Since the data collected  at this stage should serve WP11 and WP12, the dataset  will be completed and provided in a standard  format, compliant with the INSPIRE Directive.

 


Task 8.2 Quality Assessment / Quality Control (QA/QC) (UOWM, NCSRD, UPMC, URV, IOM)

The data collected in the previous  task will be evaluated  against  their quality and applicability through the activities foreseen in the frame of Task 8.2. Careful checking of all the data used, whether obtained from outside the project or derived  within it is mandatory. A wide range of methods  will be used for this purpose,  building on techniques already extensively applied in partner institutions. These will include:

  • consultation with data suppliers  and past data users to identify any known gaps or uncertainties;
  • scrutiny of relevant metadata, describing the source and genealogy of the data (e.g. sampling methods, measurement procedures, analytical procedures, reporting);
  • establishment of clear data standards and criteria prior to their acquisition  and use, so that data can be rejected if they  are not of a sufficient quality (e.g. in terms of coverage, sampling density, measurement  accuracy, timeliness);
  • statistical screening of the data – e.g. to check for outliers, impossible  values, anticipated correlations/patterns;
  • manual checking of subsamples of the data (e.g. to check for formatting errors);
  • intercomparison and triangulation against independent data sets and sources.

An important corollary of the above QA/QC activities  will be the identification of gaps, which  will need to becovered. Moreover  this will help the project team guide the optimally design  the Pilot European Exposure and Health Examination Survey (EXHES) carried  out in WP17.

 


Task 8.3 Designing and building the Environmental management system (UOWM, VTT, TNO, CNR)

After the data collection (Task 8.1) and its quality control (Task 8.2) the data will be stored in a coherent environmental data management system for further use within the project.  The environmental data management system (EDMS) is planned  to store all the data collected  in Task 8.1. The work in this task will start with the design  of the Db structure which besides accommodating HEALS own datasets should be able to retrieve data from existing Databases identified in Task 8.1 through suitable query scripts. The Db will be implemented in a standard database package such as MySQL, in order to grant interoperability in data storage, management and exchange with the Geo-database platform developed  in WP12.

All data structures  will be relational, i.e. the data tables  will be linked to each other by means of univocal identifiers of records (IDs). In this way, each record can be easily accessed and shared by different tables.  This will ensure a seamless integration  with the GeoDatabase platform developed  in WP12. In addition, all data will be geo-referenced, by specifying the geographic coordinates of each single observation,  both for point-form and for polygonal spatial information, and as such they will be ready for analysis by GIS  technology developed in WP12. All data will be univocally coupled to a time reference  (instant, hour, day, month, etc.) and as such they will be ready to be investigated by using time series based statistics, and furthermore can be easily aggregated on the basis of different time scales (e.g. weekly or monthly averages).
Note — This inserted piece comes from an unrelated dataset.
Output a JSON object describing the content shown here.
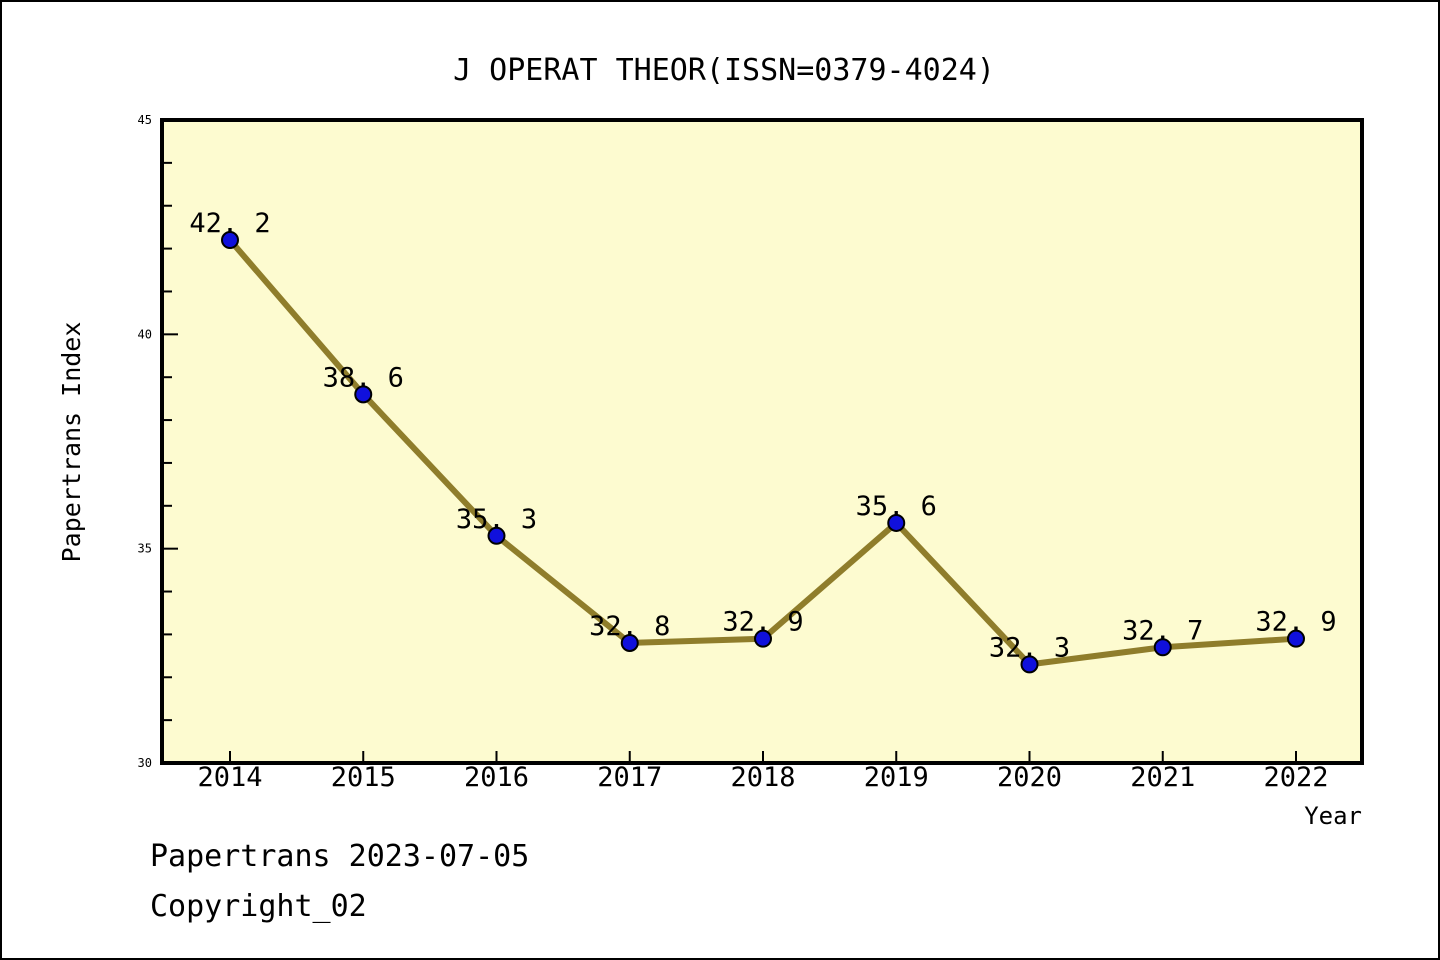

Several query interfaces  will be developed, in order to integrate the database  with tools for: a) automatic updating (update query), b) importing form other data formats or software (import query), c) exporting into other data formats (export query), d) selecting specific subsets of data (selection query), e) grouping records by means of aggregation functions (group by query).

The structure of the EDMS  will be compatible  with the IPCHeM database of the JRC and the ToxHub platform of the HEROIC project, so that the collected  data can feed into the above databases during project execution and in the future, contributing thus to environmental  data integration across Europe.